Here is Viktor’s example: say, you are measuring temperatures on the Earth’s surface, and calculate the temperature gradient: a vector-like quantity at each point on the map, pointing in the direction of steepest temperature increase at that point, its magnitude measured in, say, degrees of centigrades per meter. Now if you change your unit of length from meters to centimeters, the numerical value of this temperature gradient will also decrease: what was, say, 1 C/m becomes 0.01 C/cm. So it “co”-varies with the change in the size of units vectors. These quantities are called covariant vectors.
Some people use the term “vector” just for the contravariant case and use the term “covector” for covariant vectors
In many situations it is natural to combine a contravariant vector and a covariant vector to produce a scalar. For instance, we can combine the temperature gradient with a displacement to get an approximate temperature change (or an exact one if the temperature is a linear function of the position coordinates). This combination consists of the product of the magnitudes times the cosine of the angle between them or in terms of the components it is given by multiplying and adding according to the “inner product” formula.
The thing is, the units of this product will be m/s multiplied by C/m… that is, C/s. Notice how the unit of length is no longer present. This product does not depend on the choice of coordinate units on my map. This is a scalar.
Do you see now what a covector does? By multiplying it into a vector, I get a scalar.
[But a matrix is a combination of rows and columns. So it really is not a good representation of a covariant tensor… that would have to be a row of rows, not a row of columns (or column of rows) that a matrix really is. Only a row of rows can be multiplied into two columns of numbers and yield a scalar.] [Which is why it is good to define tensors not by how they appear in a representation but by what they do: just as a covector maps vectors into scalars, a rank-2 covariant tensor maps pairs of vectors into scalars. A rank-3 covariant tensor maps triplets of vectors into scalars. A mixed tensor maps a combination of contravariant and covariant vectors into scalars. And in this scheme of things, a covector is just a rank-1 covariant tensor; a contravariant (i.e., ordinary) vector is a rank-1 contravariant tensor; and a scalar is just a rank-0 tensor.]But what if we used a different dot product? (ie a different metric)

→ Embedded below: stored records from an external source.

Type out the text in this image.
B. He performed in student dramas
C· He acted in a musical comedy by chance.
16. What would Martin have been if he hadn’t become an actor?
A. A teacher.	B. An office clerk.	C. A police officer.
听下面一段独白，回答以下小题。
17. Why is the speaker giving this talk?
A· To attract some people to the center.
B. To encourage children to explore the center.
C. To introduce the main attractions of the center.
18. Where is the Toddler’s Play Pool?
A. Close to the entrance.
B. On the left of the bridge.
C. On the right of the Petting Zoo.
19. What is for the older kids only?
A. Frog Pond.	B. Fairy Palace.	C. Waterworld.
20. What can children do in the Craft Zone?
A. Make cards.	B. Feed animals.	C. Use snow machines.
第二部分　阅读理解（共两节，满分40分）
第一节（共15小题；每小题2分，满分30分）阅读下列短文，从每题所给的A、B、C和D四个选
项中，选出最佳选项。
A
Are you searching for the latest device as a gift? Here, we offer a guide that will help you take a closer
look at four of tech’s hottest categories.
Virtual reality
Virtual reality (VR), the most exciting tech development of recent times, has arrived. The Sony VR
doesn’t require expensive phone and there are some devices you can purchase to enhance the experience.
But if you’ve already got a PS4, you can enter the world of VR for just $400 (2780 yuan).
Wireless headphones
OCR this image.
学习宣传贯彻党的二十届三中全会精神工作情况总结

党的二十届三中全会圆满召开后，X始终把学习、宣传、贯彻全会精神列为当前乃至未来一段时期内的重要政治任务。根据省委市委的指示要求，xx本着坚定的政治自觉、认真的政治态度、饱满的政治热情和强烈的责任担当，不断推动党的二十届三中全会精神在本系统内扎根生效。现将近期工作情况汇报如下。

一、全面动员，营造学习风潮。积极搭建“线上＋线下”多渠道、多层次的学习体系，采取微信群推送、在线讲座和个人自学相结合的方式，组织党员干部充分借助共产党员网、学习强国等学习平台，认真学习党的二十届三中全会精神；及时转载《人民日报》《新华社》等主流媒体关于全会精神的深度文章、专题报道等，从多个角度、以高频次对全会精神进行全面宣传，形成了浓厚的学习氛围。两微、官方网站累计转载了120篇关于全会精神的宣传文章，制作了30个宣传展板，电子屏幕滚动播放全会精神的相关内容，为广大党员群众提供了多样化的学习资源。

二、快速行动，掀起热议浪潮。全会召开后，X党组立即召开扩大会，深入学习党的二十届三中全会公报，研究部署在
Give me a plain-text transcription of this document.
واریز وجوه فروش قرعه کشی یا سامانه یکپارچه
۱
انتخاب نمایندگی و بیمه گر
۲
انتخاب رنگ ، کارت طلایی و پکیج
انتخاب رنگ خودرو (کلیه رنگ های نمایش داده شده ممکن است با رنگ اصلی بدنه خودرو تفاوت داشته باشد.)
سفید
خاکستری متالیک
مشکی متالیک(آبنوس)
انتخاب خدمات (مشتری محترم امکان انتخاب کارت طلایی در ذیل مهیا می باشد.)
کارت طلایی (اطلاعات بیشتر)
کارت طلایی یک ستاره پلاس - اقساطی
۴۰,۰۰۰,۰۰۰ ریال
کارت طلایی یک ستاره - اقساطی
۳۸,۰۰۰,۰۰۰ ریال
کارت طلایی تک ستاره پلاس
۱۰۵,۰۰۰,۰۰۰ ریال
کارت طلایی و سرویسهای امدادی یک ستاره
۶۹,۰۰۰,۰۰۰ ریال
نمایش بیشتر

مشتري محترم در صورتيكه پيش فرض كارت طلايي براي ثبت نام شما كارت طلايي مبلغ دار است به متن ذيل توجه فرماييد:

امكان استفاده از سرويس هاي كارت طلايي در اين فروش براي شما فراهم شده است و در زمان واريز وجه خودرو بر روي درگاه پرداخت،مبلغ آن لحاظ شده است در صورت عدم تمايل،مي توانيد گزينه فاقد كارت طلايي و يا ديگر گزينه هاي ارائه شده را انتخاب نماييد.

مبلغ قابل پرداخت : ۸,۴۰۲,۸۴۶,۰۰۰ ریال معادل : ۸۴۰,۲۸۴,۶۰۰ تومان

Now let’s move on to fields
[It is said that a covector field maps a vector field into a scalar field.] [What if I have not one vector field but two vector fields? Say, a vector field of wind velocities and another vector field of, say, ocean currents (again, a velocity field). What if I want to simultaneously map two vector fields into a scalar field? For this, a single covector field is not enough. I could have two covector fields, of course, but as it turns out, that is just a special case of something more general: a rank-2 covariant tensor field.] [Rank-2 tensor fields can be represented by matrices, but this often adds to the confusion. Why? If we want to be consistent with the notation, the numerical values associated with a contravariant vector in a given coordinate system can be represented by a column of numbers. The numerical values of a covariant vector would be a row of numbers. And indeed, you can multiply a column vector with a row vector using the standard rules of matrix multiplication and just get a number (scalar).]